Not much has changed since 1984. The longer a worker is out on disability, the longer it will take for that worker to resume any meaningful employment. That is why workers' compensation "back to work" programs are so vitally important. In a negative economy, such as that in the U.S. since 2007, finding alternate employment for a person who is temporarily totally or even partially disabled is next to impossible.
One of the people I regularly visit is totally disabled from a combination of crippling arthritis and a stroke, which occurred when he was in his mid-30s. Nearly 50 years old now, he is confined to a mobile wheelchair in an assisted-living facility. For a while, he held a job as a reservations clerk for a hotel chain, but as he has only the use of one hand, occupational options are slim despite his being a college graduate. Further, his condition will not permit him to work a full schedule. He undergoes physical therapy on a regular basis at one of the best rehabilitation centers in the nation, but little can be done to help him. His only benefit is Social Security. If he had been employed when his medical problems hit, then undoubtedly, like Holmstrom, he would have been hassled by the disability insurer at least every other year.
The Frustrating Claim
Every claims adjuster will encounter the never-ending claim, no matter what kind of coverage is involved, except perhaps in litigation. In such cases, litigation may either be a sign of failure or the ultimate "last resort." Even in property claims, some go on seemingly forever. Following the initial fire or windstorm come the disagreements over the repairs, then the discovery of mold or code violations, and so on.

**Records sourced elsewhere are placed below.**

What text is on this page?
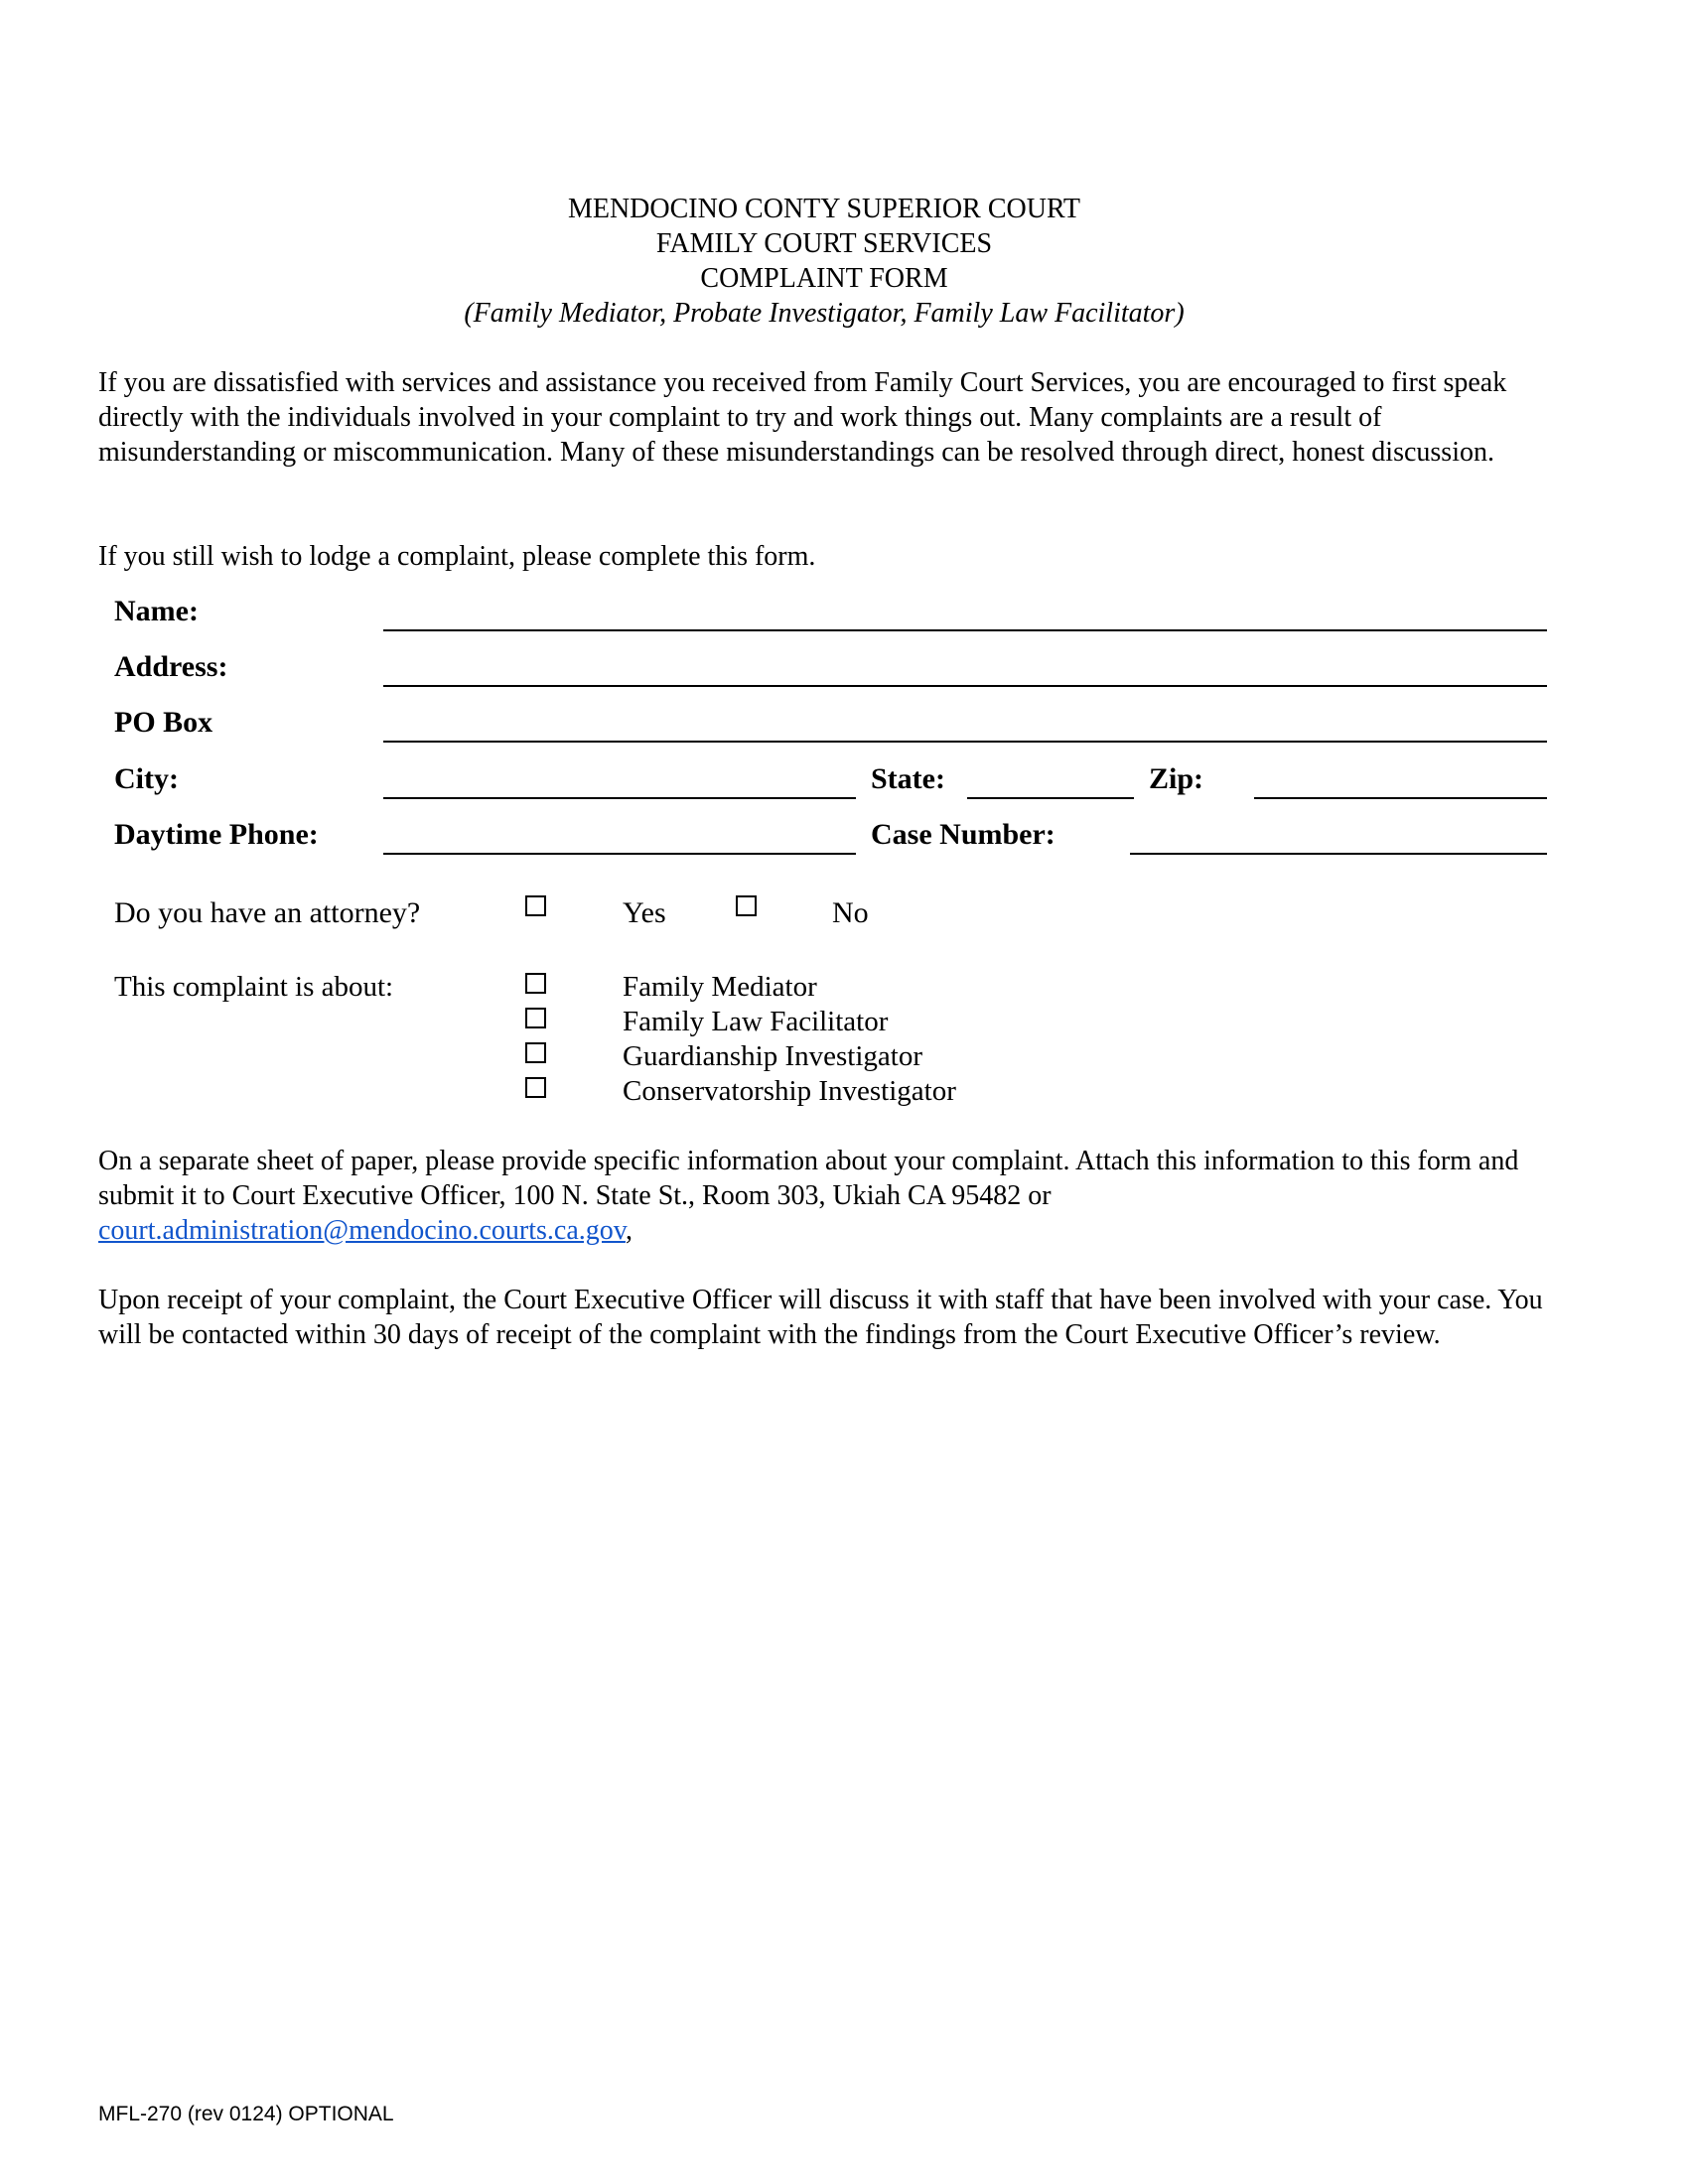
MENDOCINO CONTY SUPERIOR COURT
FAMILY COURT SERVICES
COMPLAINT FORM
(Family Mediator, Probate Investigator, Family Law Facilitator)
If you are dissatisfied with services and assistance you received from Family Court Services, you are encouraged to first speak directly with the individuals involved in your complaint to try and work things out. Many complaints are a result of misunderstanding or miscommunication. Many of these misunderstandings can be resolved through direct, honest discussion.
If you still wish to lodge a complaint, please complete this form.
Name:
Address:
PO Box
City:	State:	Zip:
Daytime Phone:	Case Number:
Do you have an attorney?	Yes	No
This complaint is about:	Family Mediator
Family Law Facilitator
Guardianship Investigator
Conservatorship Investigator
On a separate sheet of paper, please provide specific information about your complaint. Attach this information to this form and submit it to Court Executive Officer, 100 N. State St., Room 303, Ukiah CA 95482 or
court.administration@mendocino.courts.ca.gov,
Upon receipt of your complaint, the Court Executive Officer will discuss it with staff that have been involved with your case. You will be contacted within 30 days of receipt of the complaint with the findings from the Court Executive Officer’s review.
MFL-270 (rev 0124) OPTIONAL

There is no secret formula to eliminate such nuisance cases. These are challenging and often the insured or claimant recognizes that he or she is in fact challenging the adjuster, offering a motive to keep the claim going. At one time, adjusters spoke of one solution to the lingering injury claim called "the green poultice." Pour on the money, and the claim is soon resolved. Is that the coward's expensive way out?
In my textbook, Casualty Insurance Claims, there is discussion about the relationship between motivation and objectives in claims handling. Eight specific attitudes of claimants and insureds are outlined, each in detail with explanations about why each may make a claim more difficult to resolve. The frustration may result from anger, vindictiveness, confusion, remorse, rejection and withdrawal, exaggeration, greed or dishonesty. There is no indication or suggestion that the Holmstrom case involved any of these motivations or objectives—any more than those of my disabled friend. It is probable, however, that after the multiple denials and appeals, the plaintiff may have become angry with the insurer.
Remember that 60 percent-factor discussed earlier? Well, that leaves us with around 40 percent of injury and disability claims that are honest and real. Those are the expensive ones. Under Pareto's Law, 20 percent of any activity will involve 80 percent of the time (or money). The sooner the insurer realizes the claim is not motivated by one of those eight factors, the sooner it will set a correct—and high—reserve, and get on with its business.
Too often the problem is that the insurer fails to believe when dealing with an insured (or an insured's liability claim) that can open the insurer up to bad faith and punitive damages quickly. Those claims that just "won't go away" will continue to linger. When an insurer has to deal with one, the best it can do is notify the reinsurers and any excess insurers and set a policy limit reserve.